Deze deelt mede, dat er eens in de zoveel tijd, vermoedelijk pas eind juni,
ontruimd wordt.
De enige die hierin volgens de districtschef verandering zou kunnen brengen,
is zijn "baas", de Burgemeester van Amsterdam, de heer Cohen. Hij zei toe
dit geval te bespreken met de Burgemeester en hierop terug te komen. De
desbetreffende chef is echter wanneer hij gebeld wordt over deze zaak, of
niet op kantoor, of in bespreking.
Inmiddels is de verdieping omgebouwd tot een fort, zijn de ramen met balken
etc. gebarricadeerd en zijn de muren en de gevel beklad. In korte tijd is de
verdieping derhalve door de krakers en als gevolg van niet ingrijpen van de
politie vernield, met als gevolg daarvan al een geschatte schade van €
100.000,-.
De Stichting schrijft bij monde van haar advocaat de Officier van Justitie
op 18 april jl. opnieuw aan, meldt het bovenstaande en verzoekt andermaal om
tot ontruiming over te gaan. Deze meldt dat als gevolg van het uitblijven
van de ontruiming zij al veel onnodige schade heeft geleden. Deze schrijft
de Officier van Justitie ook dat zij (anders) genoodzaakt is (om) de
overheid voor deze schade aansprakelijk te stellen. Een reactie blijft uit.

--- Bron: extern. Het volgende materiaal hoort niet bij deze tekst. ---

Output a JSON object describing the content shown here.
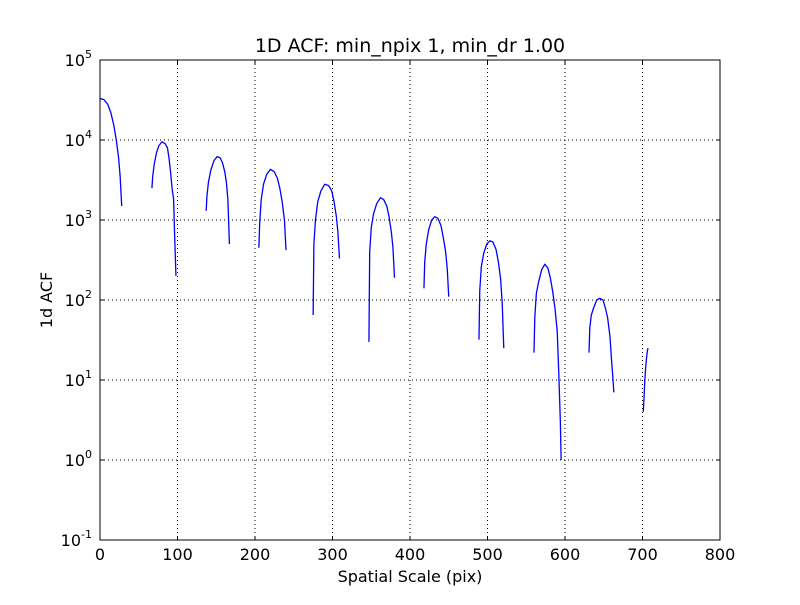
{
  "chart_data": {
    "type": "line",
    "title": "1D ACF: min_npix 1, min_dr 1.00",
    "xlabel": "Spatial Scale (pix)",
    "ylabel": "1d ACF",
    "xlim": [
      0,
      800
    ],
    "ylim": [
      0.1,
      100000
    ],
    "yscale": "log",
    "grid": true,
    "line_color": "#0000ff",
    "x_ticks": [
      "0",
      "100",
      "200",
      "300",
      "400",
      "500",
      "600",
      "700",
      "800"
    ],
    "y_ticks": [
      {
        "base": "10",
        "exp": "-1"
      },
      {
        "base": "10",
        "exp": "0"
      },
      {
        "base": "10",
        "exp": "1"
      },
      {
        "base": "10",
        "exp": "2"
      },
      {
        "base": "10",
        "exp": "3"
      },
      {
        "base": "10",
        "exp": "4"
      },
      {
        "base": "10",
        "exp": "5"
      }
    ],
    "series": [
      {
        "segments": [
          {
            "x": [
              0,
              5,
              10,
              14,
              18,
              21,
              24,
              26,
              28
            ],
            "y": [
              33000,
              32000,
              28000,
              22000,
              15000,
              10000,
              6000,
              3500,
              1500
            ]
          },
          {
            "x": [
              67,
              68,
              70,
              73,
              76,
              80,
              84,
              87,
              89,
              91,
              93,
              95,
              96,
              97,
              98
            ],
            "y": [
              2500,
              3500,
              5000,
              7000,
              8500,
              9500,
              9000,
              8000,
              6000,
              4000,
              2500,
              1800,
              800,
              400,
              200
            ]
          },
          {
            "x": [
              137,
              138,
              140,
              143,
              147,
              151,
              155,
              158,
              161,
              163,
              165,
              167
            ],
            "y": [
              1300,
              2000,
              3000,
              4200,
              5500,
              6200,
              6000,
              5200,
              4000,
              3000,
              1800,
              500
            ]
          },
          {
            "x": [
              205,
              206,
              208,
              211,
              215,
              220,
              225,
              229,
              232,
              235,
              238,
              240
            ],
            "y": [
              450,
              900,
              1800,
              2800,
              3700,
              4300,
              4000,
              3300,
              2500,
              1700,
              1000,
              420
            ]
          },
          {
            "x": [
              275,
              276,
              278,
              281,
              285,
              290,
              295,
              299,
              302,
              305,
              307,
              309
            ],
            "y": [
              65,
              500,
              1000,
              1700,
              2300,
              2800,
              2700,
              2300,
              1700,
              1100,
              700,
              330
            ]
          },
          {
            "x": [
              347,
              348,
              350,
              353,
              357,
              362,
              366,
              370,
              373,
              376,
              378,
              380
            ],
            "y": [
              30,
              400,
              800,
              1200,
              1600,
              1900,
              1800,
              1500,
              1100,
              700,
              450,
              190
            ]
          },
          {
            "x": [
              418,
              419,
              421,
              424,
              428,
              432,
              436,
              440,
              443,
              446,
              448,
              450
            ],
            "y": [
              140,
              300,
              500,
              750,
              1000,
              1100,
              1050,
              850,
              600,
              400,
              250,
              110
            ]
          },
          {
            "x": [
              489,
              490,
              492,
              495,
              499,
              503,
              507,
              511,
              514,
              517,
              519,
              521
            ],
            "y": [
              32,
              130,
              260,
              380,
              500,
              550,
              530,
              430,
              300,
              180,
              90,
              25
            ]
          },
          {
            "x": [
              560,
              561,
              563,
              566,
              570,
              574,
              578,
              581,
              584,
              587,
              590,
              592,
              594,
              595
            ],
            "y": [
              22,
              60,
              120,
              170,
              240,
              280,
              250,
              190,
              130,
              80,
              40,
              12,
              3,
              1
            ]
          },
          {
            "x": [
              631,
              632,
              634,
              637,
              641,
              645,
              649,
              652,
              655,
              658,
              660,
              662,
              663
            ],
            "y": [
              22,
              45,
              65,
              80,
              100,
              105,
              100,
              80,
              60,
              35,
              18,
              10,
              7
            ]
          },
          {
            "x": [
              701,
              702,
              703,
              704,
              705,
              706,
              707
            ],
            "y": [
              4,
              6,
              10,
              14,
              18,
              22,
              25
            ]
          }
        ]
      }
    ]
  }
}
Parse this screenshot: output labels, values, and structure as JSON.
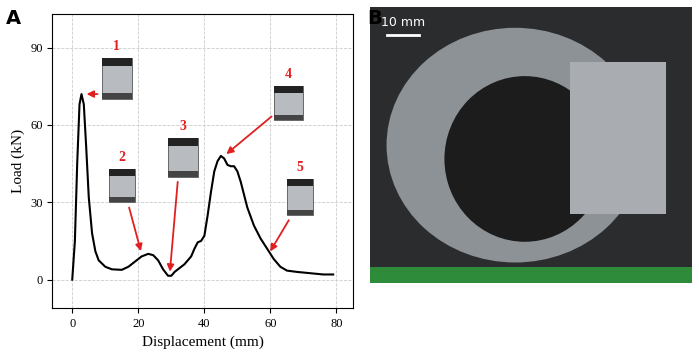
{
  "chart_data": {
    "type": "line",
    "xlabel": "Displacement (mm)",
    "ylabel": "Load (kN)",
    "x": [
      0,
      0.8,
      1.5,
      2.2,
      2.8,
      3.5,
      4.2,
      5,
      6,
      7,
      8,
      10,
      12,
      15,
      17,
      19,
      21,
      23,
      24.5,
      26,
      27.5,
      29,
      30,
      31,
      32,
      34,
      36,
      37,
      38,
      39,
      40,
      41,
      42,
      43,
      44,
      45,
      46,
      47,
      48,
      49,
      50,
      51,
      52,
      53,
      55,
      57,
      59,
      61,
      63,
      65,
      68,
      72,
      76,
      79
    ],
    "values": [
      0,
      15,
      45,
      68,
      72,
      68,
      52,
      32,
      18,
      11,
      7.5,
      5,
      4,
      3.8,
      5,
      7,
      9,
      10,
      9.5,
      7.5,
      4,
      1.5,
      1.5,
      3,
      4,
      6,
      9,
      12,
      14.5,
      15,
      17,
      25,
      34,
      42,
      46,
      48,
      47,
      44.5,
      44,
      44,
      42,
      38,
      33,
      28,
      21,
      16,
      12,
      8,
      5,
      3.5,
      3,
      2.5,
      2,
      2
    ],
    "color": "#000000",
    "xlim": [
      -6,
      85
    ],
    "ylim": [
      -11,
      103
    ],
    "xticks": [
      0,
      20,
      40,
      60,
      80
    ],
    "yticks": [
      0,
      30,
      60,
      90
    ],
    "grid": true,
    "annotations": [
      {
        "text": "1",
        "x": 3.5,
        "y": 72,
        "color": "#e02020"
      },
      {
        "text": "2",
        "x": 21,
        "y": 10,
        "color": "#e02020"
      },
      {
        "text": "3",
        "x": 29.5,
        "y": 2,
        "color": "#e02020"
      },
      {
        "text": "4",
        "x": 46,
        "y": 48,
        "color": "#e02020"
      },
      {
        "text": "5",
        "x": 59.5,
        "y": 10,
        "color": "#e02020"
      }
    ]
  },
  "panel_labels": [
    "A",
    "B"
  ],
  "photo": {
    "scale_bar": "10 mm"
  }
}
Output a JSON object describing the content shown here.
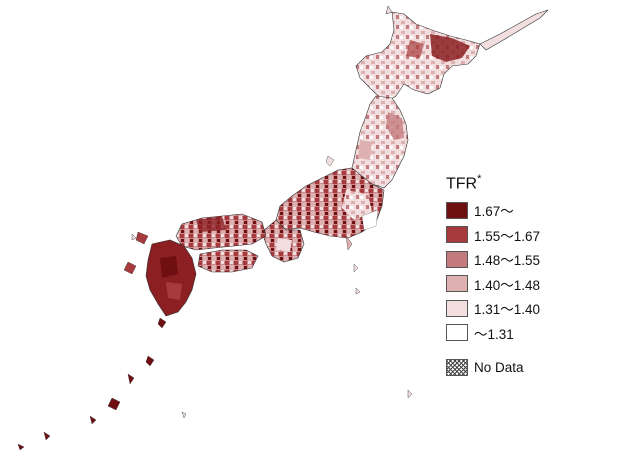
{
  "legend": {
    "title": "TFR",
    "title_mark": "*",
    "classes": [
      {
        "label": "1.67～",
        "color": "#6f0f12"
      },
      {
        "label": "1.55～1.67",
        "color": "#a63a3c"
      },
      {
        "label": "1.48～1.55",
        "color": "#c47b7d"
      },
      {
        "label": "1.40～1.48",
        "color": "#ddb1b2"
      },
      {
        "label": "1.31～1.40",
        "color": "#f2dede"
      },
      {
        "label": "～1.31",
        "color": "#ffffff"
      }
    ],
    "no_data_label": "No Data"
  }
}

Op 19 april schrijft de Stichting bij monde van haar advocaat de Officier
van Justitie opnieuw aan, omdat op de straat voor het bedrijf van één van de
bestuurders van de Stichting met een spuitbus geschreven is *"Jij bezoekt
ons, wij bezoeken jou*".
De advocaat van de Stichting schrijft dat dit een onacceptabele vorm van
bedreiging is van personen die menen dat zij ongestraft op alle fronten de
wet mogen overtreden. In deze veronderstelling worden zij door het
uitblijven van een (re)actie van de sterke arm ook nog eens gesterkt. De
krakers verblijven volgens de Officier van Justitie en volgens de Rechter
illegaal op de Weteringschans, hebben daar grote vernielingen aangericht,
doen dat nog steeds en plegen diefstal door gebruik te maken van het gas en
de electra van de Stichting. Hij schrijft dat hij dit handelen aan zichzelf
niet eens meer kan verkopen, laat staan aan de bestuurders van de Stichting.

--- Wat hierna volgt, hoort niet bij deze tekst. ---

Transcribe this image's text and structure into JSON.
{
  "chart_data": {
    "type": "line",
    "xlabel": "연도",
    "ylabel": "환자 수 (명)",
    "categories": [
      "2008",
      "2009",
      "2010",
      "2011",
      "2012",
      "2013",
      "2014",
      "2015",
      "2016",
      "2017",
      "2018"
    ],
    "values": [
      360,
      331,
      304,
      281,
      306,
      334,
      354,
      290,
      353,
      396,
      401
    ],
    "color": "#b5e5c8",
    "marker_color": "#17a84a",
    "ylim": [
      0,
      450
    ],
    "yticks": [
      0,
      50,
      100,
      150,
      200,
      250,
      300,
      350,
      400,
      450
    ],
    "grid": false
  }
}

De adhesiebetuigingen die de Stichting in dit verband ontvangt, spreken,
aldus de advocaat, ook boekdelen. Deze mensen kunnen weinig of geen begrip
voor het tot nu toe uitblijven van de (re)actie van de sterke arm opbrengen.

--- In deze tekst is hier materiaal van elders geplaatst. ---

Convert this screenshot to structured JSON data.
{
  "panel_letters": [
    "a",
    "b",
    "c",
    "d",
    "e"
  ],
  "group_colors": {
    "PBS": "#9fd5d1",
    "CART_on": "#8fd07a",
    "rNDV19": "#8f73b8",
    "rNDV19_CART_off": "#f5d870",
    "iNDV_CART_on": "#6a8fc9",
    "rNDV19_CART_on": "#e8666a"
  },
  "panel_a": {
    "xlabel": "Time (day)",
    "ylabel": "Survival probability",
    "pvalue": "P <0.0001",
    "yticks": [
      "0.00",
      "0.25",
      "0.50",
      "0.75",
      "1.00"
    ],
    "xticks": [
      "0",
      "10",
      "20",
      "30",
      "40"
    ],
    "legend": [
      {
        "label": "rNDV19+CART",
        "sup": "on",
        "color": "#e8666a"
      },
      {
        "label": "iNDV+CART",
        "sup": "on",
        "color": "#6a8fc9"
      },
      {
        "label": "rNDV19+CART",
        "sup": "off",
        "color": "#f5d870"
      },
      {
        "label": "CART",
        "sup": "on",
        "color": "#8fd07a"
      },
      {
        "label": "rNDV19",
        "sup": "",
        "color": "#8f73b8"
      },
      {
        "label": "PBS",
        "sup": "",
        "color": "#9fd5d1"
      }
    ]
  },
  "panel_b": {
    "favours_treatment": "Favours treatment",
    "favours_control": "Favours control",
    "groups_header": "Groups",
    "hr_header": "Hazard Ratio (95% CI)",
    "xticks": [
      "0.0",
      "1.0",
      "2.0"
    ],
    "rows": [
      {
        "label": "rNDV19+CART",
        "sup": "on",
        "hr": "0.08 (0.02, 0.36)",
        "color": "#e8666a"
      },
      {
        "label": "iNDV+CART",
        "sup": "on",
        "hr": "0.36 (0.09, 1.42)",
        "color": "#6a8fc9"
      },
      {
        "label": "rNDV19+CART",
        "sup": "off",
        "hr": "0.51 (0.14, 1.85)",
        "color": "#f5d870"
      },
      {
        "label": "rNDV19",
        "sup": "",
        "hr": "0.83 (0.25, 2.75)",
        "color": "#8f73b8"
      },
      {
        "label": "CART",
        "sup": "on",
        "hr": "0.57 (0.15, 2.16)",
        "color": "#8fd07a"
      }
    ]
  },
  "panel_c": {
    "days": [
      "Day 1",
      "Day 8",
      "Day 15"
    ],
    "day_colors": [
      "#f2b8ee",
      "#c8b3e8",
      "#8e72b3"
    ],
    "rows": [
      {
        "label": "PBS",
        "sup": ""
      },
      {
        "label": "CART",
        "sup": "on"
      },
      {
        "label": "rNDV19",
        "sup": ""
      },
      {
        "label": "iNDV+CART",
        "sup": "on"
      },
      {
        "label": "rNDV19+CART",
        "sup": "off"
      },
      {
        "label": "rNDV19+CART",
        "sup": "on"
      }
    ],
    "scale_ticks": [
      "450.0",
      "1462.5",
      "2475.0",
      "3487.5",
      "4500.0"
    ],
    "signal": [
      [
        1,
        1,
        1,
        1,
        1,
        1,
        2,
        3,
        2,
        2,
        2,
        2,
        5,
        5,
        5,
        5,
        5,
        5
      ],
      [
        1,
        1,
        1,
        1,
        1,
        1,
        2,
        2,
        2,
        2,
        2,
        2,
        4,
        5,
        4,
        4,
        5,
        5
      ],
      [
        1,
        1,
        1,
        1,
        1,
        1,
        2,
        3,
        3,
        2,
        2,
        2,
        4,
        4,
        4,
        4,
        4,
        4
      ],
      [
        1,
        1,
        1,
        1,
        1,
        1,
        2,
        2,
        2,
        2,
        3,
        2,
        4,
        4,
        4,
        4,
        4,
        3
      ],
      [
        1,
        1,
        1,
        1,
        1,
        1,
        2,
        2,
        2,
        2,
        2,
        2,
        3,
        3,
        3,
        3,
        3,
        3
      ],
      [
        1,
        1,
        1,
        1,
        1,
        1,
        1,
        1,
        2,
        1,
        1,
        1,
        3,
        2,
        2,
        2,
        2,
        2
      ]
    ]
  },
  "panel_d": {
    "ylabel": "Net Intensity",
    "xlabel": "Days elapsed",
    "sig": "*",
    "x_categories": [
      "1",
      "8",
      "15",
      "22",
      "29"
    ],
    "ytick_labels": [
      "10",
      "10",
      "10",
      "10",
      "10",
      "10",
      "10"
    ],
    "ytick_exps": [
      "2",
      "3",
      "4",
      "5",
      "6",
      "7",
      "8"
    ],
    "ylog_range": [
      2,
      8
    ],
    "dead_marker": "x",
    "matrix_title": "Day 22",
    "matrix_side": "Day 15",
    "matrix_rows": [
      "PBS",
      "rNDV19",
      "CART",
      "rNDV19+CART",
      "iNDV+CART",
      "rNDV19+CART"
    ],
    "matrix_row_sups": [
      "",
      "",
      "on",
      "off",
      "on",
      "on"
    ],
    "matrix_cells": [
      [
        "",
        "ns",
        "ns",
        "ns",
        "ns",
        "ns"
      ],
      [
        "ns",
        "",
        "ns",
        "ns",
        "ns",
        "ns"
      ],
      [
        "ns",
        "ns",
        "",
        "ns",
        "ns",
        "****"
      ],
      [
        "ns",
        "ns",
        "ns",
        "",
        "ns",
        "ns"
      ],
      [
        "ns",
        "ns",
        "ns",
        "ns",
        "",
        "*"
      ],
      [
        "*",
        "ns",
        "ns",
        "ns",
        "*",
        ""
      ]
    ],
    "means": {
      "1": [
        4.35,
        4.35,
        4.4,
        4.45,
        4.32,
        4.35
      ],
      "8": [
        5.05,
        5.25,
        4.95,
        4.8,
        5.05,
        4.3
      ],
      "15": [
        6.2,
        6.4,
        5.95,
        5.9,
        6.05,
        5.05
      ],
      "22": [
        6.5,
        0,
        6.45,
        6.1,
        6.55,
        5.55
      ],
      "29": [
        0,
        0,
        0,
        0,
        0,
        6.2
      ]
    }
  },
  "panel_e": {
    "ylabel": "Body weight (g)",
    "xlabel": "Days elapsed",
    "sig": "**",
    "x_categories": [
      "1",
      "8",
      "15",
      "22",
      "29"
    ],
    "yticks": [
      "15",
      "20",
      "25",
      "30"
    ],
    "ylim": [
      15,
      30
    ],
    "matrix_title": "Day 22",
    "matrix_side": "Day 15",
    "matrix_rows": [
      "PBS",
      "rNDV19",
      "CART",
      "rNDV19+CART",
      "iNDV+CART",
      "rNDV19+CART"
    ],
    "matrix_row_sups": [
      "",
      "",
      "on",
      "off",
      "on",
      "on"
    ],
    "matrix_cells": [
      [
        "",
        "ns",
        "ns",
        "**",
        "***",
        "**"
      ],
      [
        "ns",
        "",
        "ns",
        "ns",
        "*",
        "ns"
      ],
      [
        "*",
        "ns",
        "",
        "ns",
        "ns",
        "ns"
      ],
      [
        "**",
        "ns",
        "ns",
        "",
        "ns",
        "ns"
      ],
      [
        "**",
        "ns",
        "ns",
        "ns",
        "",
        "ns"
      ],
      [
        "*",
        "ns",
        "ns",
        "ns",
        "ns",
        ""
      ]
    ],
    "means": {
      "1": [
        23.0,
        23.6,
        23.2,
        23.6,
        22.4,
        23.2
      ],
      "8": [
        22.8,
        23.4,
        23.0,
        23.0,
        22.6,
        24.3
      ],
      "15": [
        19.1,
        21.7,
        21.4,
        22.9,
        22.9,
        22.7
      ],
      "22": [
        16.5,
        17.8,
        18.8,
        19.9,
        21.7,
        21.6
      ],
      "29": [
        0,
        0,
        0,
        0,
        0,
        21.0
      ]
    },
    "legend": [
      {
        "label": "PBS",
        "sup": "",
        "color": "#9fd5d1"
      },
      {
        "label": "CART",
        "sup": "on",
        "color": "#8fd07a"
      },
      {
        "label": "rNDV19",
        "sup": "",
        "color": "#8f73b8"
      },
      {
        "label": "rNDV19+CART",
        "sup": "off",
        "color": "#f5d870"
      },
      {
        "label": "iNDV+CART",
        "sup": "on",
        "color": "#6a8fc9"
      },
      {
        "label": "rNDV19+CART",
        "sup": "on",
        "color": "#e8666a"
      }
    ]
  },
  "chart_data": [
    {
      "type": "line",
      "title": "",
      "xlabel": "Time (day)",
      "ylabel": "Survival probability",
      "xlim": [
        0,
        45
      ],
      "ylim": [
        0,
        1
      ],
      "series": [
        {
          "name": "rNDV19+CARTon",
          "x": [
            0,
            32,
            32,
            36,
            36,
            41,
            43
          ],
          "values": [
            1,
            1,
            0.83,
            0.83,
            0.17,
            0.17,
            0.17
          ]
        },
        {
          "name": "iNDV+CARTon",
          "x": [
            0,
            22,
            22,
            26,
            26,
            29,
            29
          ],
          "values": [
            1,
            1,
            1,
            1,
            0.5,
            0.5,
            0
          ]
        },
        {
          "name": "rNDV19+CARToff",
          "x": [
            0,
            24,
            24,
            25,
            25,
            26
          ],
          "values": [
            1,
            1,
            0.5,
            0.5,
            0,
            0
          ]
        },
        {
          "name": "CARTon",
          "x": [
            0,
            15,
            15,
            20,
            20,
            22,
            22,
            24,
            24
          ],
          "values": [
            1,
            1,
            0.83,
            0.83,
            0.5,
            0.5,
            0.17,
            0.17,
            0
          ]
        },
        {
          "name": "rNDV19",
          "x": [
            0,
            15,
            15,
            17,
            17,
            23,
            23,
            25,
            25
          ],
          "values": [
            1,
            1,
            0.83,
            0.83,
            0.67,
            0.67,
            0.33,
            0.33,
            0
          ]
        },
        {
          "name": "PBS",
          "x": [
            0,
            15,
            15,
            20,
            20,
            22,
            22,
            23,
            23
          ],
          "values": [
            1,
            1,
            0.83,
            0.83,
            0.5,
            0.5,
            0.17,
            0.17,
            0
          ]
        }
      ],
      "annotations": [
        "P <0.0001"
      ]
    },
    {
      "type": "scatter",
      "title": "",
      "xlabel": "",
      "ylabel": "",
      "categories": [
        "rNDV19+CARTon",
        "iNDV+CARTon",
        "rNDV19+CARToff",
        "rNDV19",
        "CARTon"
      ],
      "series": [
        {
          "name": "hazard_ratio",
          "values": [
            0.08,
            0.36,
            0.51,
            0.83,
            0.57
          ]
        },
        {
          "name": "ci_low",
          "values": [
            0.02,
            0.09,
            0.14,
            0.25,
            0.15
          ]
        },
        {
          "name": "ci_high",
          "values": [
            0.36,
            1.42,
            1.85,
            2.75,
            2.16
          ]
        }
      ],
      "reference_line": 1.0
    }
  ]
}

In dezelfde brief wordt de Officier van Justitie verzocht, welke maatregelen
er genomen worden ter bescherming van de bij de Stichting betrokken personen
en ter bescherming van hun bezittingen. De privé en zakelijke adressen van
de bestuurders van de Stichting staan namelijk op "kraken-post", een
nieuwsbrief van de krakers. Op deze brief wordt niet gereageerd. De
Stichting neemt bij monde van haar advocaat daarom maar weer zelf het
initiatief en na enige tijd slaagt deze er in de Officier van Justitie te
bereiken. De politie deelt desgevraagd mede dat zij de Stichting begrijpt,
maar dat zij in deze machteloos is en geheel afhankelijk is van de politie.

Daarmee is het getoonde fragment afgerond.